Practise  a deep patience that comes from having a close Spiritual walk with the Lord and understanding this: That you are blessed of God, He will never forsake you or leave you, therefore, be at peace with yourself and your neighbours instead of being narrow-minded and bigoted, thinking  that the universe revolves around you.  No, it doesn’t!! It revolves around God. I often laugh at myself when I make plans and a situation comes up that’s not a part of my Perfect Plan. End of my weight-training. End of thinking about making my body beautiful (pun intended!) and time to get down on my knees, asking my Lord, ‘Now what?’. I will tell you a little secret. When your (life) game becomes challenging, it basically means you’re going up to a New Spiritual Level (read xtreme HARD) of Tolerance, Understanding and Patience –  where you will get to practise More Tolerance, More Understanding and More Patience, which means that your neighbour is probably going to spew out a larger amount of Grass on my Deck PLUS the Time Frame will be longer…… the good news is that when ‘your neighbour’ completes their ‘Nest Building Episode’, just like K’s bird -  they will no longer leave any mess on your deck and you get to enjoy not only your life, but participate in the new life (eggs) and new growth (baby birds) and new joy that that change brings.

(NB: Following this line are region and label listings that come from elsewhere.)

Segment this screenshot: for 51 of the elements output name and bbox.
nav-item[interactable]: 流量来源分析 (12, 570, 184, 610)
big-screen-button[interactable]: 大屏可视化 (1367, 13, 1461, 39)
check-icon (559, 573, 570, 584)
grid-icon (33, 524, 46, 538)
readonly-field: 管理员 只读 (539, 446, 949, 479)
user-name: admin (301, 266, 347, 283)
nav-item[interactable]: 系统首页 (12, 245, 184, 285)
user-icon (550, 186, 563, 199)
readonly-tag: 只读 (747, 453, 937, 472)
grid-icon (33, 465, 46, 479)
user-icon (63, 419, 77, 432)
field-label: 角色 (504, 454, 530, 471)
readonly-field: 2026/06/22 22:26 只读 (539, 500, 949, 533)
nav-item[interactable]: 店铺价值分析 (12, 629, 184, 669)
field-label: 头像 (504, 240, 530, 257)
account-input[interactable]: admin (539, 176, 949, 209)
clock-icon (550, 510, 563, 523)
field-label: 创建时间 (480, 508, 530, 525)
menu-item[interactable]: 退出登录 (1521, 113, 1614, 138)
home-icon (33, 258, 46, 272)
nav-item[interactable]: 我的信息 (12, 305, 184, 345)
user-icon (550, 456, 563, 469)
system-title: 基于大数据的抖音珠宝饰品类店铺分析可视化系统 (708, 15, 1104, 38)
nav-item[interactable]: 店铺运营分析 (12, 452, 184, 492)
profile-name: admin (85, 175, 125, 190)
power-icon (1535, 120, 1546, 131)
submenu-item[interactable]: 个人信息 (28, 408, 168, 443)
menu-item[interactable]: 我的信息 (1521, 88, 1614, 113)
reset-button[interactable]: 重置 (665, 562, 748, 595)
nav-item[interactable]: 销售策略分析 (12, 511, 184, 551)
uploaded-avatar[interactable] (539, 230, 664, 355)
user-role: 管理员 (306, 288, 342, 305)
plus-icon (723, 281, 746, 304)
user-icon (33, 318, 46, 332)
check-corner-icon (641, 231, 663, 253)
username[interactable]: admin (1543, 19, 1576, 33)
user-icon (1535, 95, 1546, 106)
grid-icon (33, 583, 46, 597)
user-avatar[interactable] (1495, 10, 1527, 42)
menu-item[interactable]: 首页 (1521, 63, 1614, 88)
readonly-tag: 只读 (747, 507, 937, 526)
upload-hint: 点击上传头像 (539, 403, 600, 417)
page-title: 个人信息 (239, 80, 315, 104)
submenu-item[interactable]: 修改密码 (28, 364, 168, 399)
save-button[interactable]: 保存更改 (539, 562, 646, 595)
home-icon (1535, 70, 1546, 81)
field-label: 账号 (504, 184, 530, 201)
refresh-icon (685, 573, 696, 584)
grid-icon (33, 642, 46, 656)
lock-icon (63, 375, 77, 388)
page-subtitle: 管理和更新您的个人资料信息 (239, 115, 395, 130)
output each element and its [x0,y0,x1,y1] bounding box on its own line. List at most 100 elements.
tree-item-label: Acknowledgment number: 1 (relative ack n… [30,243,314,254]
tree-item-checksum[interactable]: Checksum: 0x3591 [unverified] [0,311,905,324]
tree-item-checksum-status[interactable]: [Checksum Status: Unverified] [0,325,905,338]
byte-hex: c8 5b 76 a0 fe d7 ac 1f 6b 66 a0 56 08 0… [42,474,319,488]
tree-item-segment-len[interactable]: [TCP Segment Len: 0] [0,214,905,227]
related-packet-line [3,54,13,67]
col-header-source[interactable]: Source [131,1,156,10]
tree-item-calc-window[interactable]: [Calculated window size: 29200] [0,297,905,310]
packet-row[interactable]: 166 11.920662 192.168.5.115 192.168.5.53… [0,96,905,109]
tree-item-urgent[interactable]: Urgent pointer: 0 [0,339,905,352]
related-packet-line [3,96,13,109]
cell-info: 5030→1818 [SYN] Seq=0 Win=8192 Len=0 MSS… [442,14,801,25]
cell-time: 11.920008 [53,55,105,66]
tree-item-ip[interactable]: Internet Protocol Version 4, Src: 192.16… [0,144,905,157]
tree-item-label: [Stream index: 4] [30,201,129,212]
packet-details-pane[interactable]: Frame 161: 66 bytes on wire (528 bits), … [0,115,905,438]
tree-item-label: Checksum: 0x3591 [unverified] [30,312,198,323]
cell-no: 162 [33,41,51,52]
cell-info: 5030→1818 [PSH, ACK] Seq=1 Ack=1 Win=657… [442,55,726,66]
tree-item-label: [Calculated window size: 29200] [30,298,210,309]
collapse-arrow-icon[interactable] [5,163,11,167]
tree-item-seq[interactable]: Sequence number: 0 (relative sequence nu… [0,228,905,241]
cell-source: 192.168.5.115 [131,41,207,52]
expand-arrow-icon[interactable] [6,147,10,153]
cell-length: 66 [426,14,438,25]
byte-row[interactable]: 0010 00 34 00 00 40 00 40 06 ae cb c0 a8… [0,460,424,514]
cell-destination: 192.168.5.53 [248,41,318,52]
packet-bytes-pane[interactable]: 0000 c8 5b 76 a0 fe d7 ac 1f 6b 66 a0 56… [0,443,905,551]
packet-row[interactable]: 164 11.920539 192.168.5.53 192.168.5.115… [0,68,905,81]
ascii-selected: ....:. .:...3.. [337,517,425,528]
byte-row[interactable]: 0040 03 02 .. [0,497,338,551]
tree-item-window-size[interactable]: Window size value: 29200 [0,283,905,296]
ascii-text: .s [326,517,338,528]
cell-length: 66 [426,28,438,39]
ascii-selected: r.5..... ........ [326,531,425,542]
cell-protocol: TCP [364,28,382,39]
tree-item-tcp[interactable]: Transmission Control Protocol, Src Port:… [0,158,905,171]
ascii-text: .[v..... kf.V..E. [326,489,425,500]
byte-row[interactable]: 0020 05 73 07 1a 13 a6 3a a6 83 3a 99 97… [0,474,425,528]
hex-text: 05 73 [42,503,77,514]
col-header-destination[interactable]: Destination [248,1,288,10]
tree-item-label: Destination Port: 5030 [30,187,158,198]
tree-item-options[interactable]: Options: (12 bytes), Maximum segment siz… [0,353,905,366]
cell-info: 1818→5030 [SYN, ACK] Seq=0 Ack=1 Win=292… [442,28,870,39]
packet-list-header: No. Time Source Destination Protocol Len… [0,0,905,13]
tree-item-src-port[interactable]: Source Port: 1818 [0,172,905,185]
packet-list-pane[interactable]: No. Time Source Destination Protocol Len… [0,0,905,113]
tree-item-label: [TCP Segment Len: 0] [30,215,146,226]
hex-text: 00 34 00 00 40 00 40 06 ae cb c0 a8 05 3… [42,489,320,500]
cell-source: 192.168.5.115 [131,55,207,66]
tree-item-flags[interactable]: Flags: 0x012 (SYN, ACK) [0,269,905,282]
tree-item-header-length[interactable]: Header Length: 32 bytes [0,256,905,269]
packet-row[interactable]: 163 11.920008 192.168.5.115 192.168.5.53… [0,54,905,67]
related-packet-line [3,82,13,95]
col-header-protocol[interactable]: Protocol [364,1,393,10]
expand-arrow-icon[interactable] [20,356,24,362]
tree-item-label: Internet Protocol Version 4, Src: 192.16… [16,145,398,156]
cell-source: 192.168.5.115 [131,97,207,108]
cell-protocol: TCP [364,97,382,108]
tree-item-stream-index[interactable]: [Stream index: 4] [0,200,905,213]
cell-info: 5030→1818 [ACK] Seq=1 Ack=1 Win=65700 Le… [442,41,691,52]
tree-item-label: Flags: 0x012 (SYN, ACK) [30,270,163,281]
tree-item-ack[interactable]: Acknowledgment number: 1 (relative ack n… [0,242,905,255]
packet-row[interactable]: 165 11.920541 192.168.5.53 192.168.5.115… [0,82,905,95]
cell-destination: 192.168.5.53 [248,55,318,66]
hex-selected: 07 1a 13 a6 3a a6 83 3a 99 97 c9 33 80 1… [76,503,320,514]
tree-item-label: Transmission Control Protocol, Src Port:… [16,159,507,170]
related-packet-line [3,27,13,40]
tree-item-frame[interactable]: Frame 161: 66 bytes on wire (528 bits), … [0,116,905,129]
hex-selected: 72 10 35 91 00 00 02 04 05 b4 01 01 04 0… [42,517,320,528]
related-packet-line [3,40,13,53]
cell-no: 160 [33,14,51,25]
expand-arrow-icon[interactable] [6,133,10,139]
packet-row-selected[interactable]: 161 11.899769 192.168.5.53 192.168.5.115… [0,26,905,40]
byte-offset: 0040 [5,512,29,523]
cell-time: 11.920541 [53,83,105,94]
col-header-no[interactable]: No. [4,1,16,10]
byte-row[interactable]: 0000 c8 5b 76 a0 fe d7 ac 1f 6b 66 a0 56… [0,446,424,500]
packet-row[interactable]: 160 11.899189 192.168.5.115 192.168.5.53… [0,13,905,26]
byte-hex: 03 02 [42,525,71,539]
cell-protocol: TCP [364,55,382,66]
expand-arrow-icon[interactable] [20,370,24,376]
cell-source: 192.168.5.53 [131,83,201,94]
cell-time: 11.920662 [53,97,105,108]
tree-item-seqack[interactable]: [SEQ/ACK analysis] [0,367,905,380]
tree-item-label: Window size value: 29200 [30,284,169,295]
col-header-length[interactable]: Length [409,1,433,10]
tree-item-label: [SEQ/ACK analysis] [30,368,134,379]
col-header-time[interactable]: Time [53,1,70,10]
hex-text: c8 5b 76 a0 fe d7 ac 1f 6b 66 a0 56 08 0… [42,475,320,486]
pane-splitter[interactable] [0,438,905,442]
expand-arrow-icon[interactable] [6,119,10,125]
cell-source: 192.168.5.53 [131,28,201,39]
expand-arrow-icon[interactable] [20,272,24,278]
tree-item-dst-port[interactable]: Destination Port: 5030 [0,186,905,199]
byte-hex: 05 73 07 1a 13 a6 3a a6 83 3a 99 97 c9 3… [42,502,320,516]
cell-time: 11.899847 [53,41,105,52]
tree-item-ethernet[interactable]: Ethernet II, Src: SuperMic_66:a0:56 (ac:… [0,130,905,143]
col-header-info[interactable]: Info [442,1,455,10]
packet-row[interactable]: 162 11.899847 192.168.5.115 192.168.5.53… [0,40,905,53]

Is Christ trying to renew your Spirit life? Or physically grow your business? or give your soul a new joy? You won’t ever know if you rush to throw and sweep out those who seem to mess up your orderly life. Take a deep breath, relax, begin to really look under your clean pristine life and pray for your neighbour, especially when they chuck large chunks of grass into your perfectly ordered life.